Amelie Baschnegger

BUS:Stop Krumbach – Mehr als nur „Bushüsle“

Februar 2015

In der Tausend-Einwohner-Gemeinde Krumbach im Bregenzerwald verkehren die gelben Landbusse stündlich – von jeder Richtung, in jede Richtung. Das ist unüblich für den ländlichen Raum. Obwohl die Kosten für den Betrieb hoch sind, wissen die Einwohner der Gemeinde das zu schätzen. Sie setzen auch ein sichtbares Zeichen: Mitten im Dorf entstand ein von den regionalen Architekten Bernardo Bader, René Bechter und Hermann Kaufmann geplantes zentrales Busterminal. Doch damit nicht genug: Die engagierten Mitglieder des Vereins „kultur krumbach“ dachten sich: Warum nicht nach den Sternen greifen? Warum nicht über die Grenzen blicken und die Welt nach Krumbach einladen?
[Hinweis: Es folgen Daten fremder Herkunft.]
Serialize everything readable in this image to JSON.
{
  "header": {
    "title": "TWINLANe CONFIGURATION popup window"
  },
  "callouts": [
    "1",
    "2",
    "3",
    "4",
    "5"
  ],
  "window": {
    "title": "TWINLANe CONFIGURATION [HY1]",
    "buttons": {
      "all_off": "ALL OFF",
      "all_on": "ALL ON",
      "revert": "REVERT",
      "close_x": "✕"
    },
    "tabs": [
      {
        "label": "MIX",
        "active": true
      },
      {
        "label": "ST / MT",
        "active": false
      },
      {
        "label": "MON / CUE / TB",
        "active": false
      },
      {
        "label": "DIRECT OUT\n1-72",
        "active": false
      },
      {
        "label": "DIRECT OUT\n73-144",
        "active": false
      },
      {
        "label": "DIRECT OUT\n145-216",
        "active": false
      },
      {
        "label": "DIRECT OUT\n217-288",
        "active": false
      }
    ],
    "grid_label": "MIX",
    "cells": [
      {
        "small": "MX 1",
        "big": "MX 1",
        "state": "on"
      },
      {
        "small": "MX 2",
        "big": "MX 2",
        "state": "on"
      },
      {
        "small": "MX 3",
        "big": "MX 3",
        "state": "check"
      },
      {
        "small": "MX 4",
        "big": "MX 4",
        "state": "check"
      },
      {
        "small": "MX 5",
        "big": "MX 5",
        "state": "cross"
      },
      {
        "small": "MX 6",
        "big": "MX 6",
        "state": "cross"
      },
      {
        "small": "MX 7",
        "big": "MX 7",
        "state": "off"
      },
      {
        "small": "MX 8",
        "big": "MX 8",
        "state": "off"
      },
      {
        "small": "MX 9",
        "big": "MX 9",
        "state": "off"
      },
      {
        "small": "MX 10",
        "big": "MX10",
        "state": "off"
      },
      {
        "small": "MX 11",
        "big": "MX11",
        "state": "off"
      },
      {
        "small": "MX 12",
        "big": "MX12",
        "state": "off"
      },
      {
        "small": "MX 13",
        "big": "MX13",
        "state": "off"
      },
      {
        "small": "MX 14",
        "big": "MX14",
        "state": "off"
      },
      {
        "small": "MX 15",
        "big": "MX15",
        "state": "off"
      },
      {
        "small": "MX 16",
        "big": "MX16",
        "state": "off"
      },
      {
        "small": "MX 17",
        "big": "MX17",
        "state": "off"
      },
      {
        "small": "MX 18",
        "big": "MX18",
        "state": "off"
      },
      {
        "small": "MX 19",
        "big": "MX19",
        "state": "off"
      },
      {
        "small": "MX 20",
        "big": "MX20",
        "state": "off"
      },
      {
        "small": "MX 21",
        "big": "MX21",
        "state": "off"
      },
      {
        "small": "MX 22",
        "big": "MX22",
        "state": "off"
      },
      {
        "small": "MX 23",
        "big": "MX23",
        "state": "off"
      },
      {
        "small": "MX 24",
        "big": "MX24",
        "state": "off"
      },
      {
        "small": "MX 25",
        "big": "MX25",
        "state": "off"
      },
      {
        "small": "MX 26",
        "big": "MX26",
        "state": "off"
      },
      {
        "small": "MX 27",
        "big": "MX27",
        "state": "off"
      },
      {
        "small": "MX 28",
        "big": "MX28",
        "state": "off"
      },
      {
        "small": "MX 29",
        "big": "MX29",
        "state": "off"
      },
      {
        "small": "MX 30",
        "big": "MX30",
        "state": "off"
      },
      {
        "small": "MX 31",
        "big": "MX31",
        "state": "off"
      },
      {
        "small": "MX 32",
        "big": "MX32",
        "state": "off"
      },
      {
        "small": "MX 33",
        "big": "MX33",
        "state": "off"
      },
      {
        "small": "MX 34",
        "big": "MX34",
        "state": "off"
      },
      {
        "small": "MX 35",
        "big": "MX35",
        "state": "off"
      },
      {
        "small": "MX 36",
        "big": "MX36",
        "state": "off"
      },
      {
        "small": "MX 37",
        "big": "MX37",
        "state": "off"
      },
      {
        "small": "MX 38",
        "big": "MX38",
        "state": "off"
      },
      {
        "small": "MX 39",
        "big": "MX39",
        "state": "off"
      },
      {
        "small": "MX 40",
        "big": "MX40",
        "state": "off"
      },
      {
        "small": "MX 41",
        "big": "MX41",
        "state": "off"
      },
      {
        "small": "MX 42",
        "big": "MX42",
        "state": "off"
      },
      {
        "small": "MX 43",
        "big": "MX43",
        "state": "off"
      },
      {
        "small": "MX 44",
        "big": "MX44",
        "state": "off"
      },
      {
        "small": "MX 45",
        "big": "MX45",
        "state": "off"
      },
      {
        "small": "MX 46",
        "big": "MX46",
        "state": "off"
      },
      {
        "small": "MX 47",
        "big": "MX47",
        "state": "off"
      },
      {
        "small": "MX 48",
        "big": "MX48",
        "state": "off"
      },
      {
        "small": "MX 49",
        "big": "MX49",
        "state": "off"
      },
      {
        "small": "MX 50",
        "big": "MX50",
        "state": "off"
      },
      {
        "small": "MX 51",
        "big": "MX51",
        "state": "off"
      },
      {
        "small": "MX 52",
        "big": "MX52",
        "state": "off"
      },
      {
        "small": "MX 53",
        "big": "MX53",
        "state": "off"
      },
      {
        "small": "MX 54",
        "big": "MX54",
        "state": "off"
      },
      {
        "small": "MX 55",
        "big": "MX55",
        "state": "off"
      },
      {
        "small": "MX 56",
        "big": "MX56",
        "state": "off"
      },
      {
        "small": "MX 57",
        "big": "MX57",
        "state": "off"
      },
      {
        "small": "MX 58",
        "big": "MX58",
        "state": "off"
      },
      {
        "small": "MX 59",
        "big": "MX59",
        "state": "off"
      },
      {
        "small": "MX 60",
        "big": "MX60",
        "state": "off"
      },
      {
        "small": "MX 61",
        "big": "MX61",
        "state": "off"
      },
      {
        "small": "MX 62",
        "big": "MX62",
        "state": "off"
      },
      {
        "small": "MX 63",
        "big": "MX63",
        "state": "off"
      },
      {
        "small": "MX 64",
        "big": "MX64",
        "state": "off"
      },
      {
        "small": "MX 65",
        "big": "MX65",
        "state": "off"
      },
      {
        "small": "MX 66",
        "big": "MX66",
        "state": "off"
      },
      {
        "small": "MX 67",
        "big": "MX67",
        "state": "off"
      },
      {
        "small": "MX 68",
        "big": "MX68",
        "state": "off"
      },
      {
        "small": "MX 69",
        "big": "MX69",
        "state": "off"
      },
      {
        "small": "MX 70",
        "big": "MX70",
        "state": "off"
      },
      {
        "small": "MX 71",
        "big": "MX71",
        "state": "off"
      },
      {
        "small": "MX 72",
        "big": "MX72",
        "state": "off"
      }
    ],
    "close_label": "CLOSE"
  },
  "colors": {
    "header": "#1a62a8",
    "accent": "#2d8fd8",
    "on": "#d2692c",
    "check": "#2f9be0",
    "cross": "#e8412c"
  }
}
Sieben BUS:STOPs, geplant von sieben Architekten aus aller Welt – von Chile über Belgien bis Japan –, sollten in der Region Aufmerksamkeit für die funktionierende Alltagsmobilität und die dadurch hohe Lebensqualität bringen. Umso mehr überraschte, dass alle Architekten die Einladung, ein „Bushüsle“ zu entwerfen, annahmen und bei „study trips“ – organisiert von Architektin Marina Hämmerle – nicht nur Land und Leute kennenlernten, sondern weitaus mehr: die Bregenzerwälder Gastfreundschaft, traditionelles Handwerk, moderne Architektur und mutige Bürger. Die „Rising Stars“ der internationalen Architekturszene – Pritzkerpreisträger Wang Shu oder Sou Fujimoto und Smilian Radic, die Gestalter des Pavillons der Londoner „Serpentine Gallery“, um nur einige klingende Namen zu nennen – waren sofort fasziniert, ließen das Erlebte und Gesehene in Form- und Materialwahl in ihre „Bushüsle“-Entwürfe einfließen. Der Rest ist Geschichte: Krumbach ist weit mehr gelungen, als sieben internationale Architekten ins Dorf zu holen, die sieben individuelle Buswartehäuschen planten. Krumbach und die BUS:STOPs gingen und gehen um die Welt. Die unübliche Kombination von Mobilität, internationaler Architektur, tief verwurzelten Traditionen, regionalem Handwerk und Moderne hat Einzigartiges geschaffen, weltweit für Gesprächsstoff gesorgt und Krumbach als welt-offene und mutige Gemeinde präsentiert.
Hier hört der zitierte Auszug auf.